Затем открывается карнавал.
Улица Корсо преображается. Дома, окна, балконы драпируются розовыми, белыми, пурпуровыми, голубыми, оранжевыми материями с серебряными и золотыми бахромами, шнурками, кистями, убираются дорогими коврами, цветами, в устроенных для карнавала ложах прелестные женщины — в домино и без домино, в легких полумасках и с открытыми лицами.
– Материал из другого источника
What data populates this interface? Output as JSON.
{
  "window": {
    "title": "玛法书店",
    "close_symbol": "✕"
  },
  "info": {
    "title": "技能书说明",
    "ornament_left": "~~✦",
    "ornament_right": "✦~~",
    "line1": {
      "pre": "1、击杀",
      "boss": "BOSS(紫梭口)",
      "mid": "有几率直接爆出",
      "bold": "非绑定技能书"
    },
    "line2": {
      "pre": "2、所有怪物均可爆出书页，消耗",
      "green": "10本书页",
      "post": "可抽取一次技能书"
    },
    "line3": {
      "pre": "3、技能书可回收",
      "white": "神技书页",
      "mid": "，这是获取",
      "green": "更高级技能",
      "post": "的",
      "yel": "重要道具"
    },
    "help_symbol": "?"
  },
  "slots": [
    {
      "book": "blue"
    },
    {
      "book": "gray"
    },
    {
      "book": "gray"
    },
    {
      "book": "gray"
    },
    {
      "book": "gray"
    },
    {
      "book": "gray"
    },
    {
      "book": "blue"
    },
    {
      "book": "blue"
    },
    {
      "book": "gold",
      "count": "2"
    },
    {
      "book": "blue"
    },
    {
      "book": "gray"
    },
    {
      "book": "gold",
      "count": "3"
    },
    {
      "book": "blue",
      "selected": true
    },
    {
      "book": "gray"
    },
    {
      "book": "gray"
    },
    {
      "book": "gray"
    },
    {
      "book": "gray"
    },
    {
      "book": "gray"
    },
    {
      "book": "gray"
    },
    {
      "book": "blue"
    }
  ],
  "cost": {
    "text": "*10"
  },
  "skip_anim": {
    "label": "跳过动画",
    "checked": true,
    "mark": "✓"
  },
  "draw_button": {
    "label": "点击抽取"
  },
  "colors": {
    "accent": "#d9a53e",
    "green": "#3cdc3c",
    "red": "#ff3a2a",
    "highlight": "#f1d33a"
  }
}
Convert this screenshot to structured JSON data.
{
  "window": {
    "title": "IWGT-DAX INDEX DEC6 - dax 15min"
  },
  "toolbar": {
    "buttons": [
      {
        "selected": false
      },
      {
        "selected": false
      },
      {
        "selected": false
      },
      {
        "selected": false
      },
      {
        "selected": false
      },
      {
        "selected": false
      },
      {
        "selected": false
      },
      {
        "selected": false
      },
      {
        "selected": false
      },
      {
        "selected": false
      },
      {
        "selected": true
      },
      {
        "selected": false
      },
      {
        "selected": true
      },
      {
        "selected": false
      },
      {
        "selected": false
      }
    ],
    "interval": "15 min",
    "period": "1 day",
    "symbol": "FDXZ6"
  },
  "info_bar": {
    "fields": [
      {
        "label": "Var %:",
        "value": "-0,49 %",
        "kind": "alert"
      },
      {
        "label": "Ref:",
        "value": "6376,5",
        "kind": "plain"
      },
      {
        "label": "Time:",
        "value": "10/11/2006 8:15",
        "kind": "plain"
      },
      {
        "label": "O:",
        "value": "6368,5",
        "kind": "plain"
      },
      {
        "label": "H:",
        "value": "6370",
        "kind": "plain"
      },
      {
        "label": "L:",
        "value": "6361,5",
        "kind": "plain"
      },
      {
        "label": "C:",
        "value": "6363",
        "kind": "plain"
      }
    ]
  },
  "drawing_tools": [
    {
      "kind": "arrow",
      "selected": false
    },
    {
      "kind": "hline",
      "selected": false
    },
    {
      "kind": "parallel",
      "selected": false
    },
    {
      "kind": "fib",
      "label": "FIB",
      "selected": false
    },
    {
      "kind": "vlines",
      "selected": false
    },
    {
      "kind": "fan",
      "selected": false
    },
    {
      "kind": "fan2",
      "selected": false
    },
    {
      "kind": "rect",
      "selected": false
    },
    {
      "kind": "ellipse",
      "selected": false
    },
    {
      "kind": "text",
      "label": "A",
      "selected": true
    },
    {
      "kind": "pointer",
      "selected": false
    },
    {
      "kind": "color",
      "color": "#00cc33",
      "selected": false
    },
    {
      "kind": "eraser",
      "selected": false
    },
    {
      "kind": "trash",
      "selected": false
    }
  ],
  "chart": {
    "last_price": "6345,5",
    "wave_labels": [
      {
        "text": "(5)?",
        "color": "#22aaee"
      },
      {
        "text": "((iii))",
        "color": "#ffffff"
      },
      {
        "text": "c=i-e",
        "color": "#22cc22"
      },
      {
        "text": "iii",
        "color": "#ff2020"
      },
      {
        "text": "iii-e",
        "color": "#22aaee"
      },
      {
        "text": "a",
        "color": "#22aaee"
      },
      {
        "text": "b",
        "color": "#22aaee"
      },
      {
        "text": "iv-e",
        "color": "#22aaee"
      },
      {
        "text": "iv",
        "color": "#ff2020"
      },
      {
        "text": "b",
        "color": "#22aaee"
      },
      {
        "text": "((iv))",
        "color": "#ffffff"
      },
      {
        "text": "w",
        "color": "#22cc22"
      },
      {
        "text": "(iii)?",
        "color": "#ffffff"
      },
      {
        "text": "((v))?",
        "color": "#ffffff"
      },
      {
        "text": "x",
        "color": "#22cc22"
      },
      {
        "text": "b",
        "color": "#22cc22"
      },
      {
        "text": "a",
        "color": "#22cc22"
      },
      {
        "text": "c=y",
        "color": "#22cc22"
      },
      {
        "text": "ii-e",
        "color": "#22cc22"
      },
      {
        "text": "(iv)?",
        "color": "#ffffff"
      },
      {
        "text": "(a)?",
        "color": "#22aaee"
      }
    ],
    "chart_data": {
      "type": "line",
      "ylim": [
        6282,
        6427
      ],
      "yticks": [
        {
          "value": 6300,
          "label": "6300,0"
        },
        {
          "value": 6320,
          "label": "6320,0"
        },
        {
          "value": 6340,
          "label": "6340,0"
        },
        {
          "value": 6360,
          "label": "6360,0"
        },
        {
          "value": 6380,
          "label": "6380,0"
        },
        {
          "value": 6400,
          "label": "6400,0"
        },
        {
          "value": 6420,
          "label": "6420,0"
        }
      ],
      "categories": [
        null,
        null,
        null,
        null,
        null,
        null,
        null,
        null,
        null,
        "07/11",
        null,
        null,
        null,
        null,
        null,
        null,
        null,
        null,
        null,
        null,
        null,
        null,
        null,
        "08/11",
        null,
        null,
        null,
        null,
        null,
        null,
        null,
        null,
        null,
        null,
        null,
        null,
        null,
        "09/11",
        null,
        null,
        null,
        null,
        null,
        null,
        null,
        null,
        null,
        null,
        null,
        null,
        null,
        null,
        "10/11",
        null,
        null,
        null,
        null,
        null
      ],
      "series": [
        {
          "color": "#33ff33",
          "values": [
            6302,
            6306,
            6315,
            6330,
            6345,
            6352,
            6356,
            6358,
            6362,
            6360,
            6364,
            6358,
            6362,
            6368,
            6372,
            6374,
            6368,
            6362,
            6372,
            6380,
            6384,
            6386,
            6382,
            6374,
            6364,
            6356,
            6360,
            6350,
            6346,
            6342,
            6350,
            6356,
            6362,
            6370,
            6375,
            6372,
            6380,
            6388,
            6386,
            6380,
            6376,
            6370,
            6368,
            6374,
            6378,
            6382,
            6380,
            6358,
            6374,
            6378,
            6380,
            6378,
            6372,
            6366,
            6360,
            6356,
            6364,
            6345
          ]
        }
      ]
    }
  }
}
Веселые группы масок заполняют широкую улицу — музыка, песни, жизнь, слышатся шутки, остроты, сыплются мука, цветы, маколетти.
«Чтобы узнать, чтобы оценить Рим, надобно в него вжиться, — говорит граф Федор Петрович. — Чем дольше остаешься в нем, тем больше сосредоточиваешься на его природе, на хранящихся в нем великих художественных произведениях, на протекшей по нем жизни. Многие неудобства нового Рима становятся все незаметнее, величественные стороны Рима древнего — все яснее. Поражаешься царственным отпечатком, лежащим на его каменных остатках, — что за фантазия, что за размах, что за широта жизни, так цельно, так полно выразившей все свое содержимое. Полустертый след мира языческого еще могущественно выдвигается из-за мира христианского, внесшего в жизнь обновляющее начало, совершенно противоположное всему древнему порядку вещей».
…Великие памятники, оставленные в Риме протекшими по нем веками, бесчисленные произведения искусств, художнический образ жизни все больше и больше привлекали, привязывали графа Федора Петровича к Риму Все было ему там понятно, всему он сочувствовал. Самая природа возбуждала в нем поэтическое настроение, смешанное с картинами протекшей жизни, как это видно из его многих очерков природы и из сравнения Италии с Швейцарией. «Итальянскими видами любуешься, — говорит граф, оканчивая картину природы Италии, — с чувством чего-то величественного, но земного, в них главную роль играют памятники древности, а природа — второстепенную. Память представляет воображению действия людей мира древнего и ослабляет впечатление природы. В природе же Швейцарии, с ее мирными долинами, с горами, покрытыми вечным снегом, с морями льдов, с скалами, как бы упирающимися в небо, с низвергающимися в бездны потоками вод, с отвесными утесами, на вершинах которых, как бы под облаками, виднеются развалины мрачных, страшных средневековых рыцарских замков, — природа преобладает, развалины замков, крепостей, рассыпанных по горам Швейцарии, — аксессуары, они теряются за красотами, за величием природы — смотришь на них и забываешь все земное».
Перечитывая эти очерки, вспомнилось мне, как несколько лет тому назад, в июле месяце, спускались мы с Сен-Готарда.
Ночь была ясная. Альпы, покрытые снегами, под лучами полного месяца сияли алмазами, отбрасывая резкие тени. Кругом скалы, пропасти, лес, водопады, река рвется через громады камней. С каждым шагом вниз виды меняются, то едешь краем пропасти, то под арками скал, там под ногами тихая долина и та же река мирно журчит по камушкам, и новая цепь гор открывается, на высоте алеет альпийская роза; еще шаг ниже — селенье, группы кленов и тополей, что ниже, то природа пышней, роскошней; вот повеяло теплом, влагой — и перед нами Лаго Маджиоре — неподвижное, как зеркало, обрамленное восхитительными виллами, потонувшими в группах азалий, в розах, миртах — в наших оранжерейных растениях. Что за утро зазолотилось над озером! Что за темно-синее небо! Что за упоительный воздух! Такие виды, такое утро наполняют сердце счастием, душу — небом и любовью.
Публикуемые в приложении отрывки из главы 44 мемуаров Т. П. Пассек содержат обширные цитаты из не сохранившейся части «Записок» Ф. П. Толстого. При этом, во избежание повторов, опускается та часть главы, которая повторяет опубликованный нами текст «Записок». Публикуемые почти целиком (исключены перечни заказанных Николаем I копий и оригиналов художественных произведений, а также большие цитаты из произведений А. И. Герцена) главы 45 и 46 ее же мемуаров рассказывают о пребывании. Толстого в Риме в 1845 г. во время его первого заграничного путешествия. Они интересны не только тем, что существенно дополняют характеристику художника, но также и тем, что в них обильно цитируются до сих пор не публиковавшиеся его путевые дневники.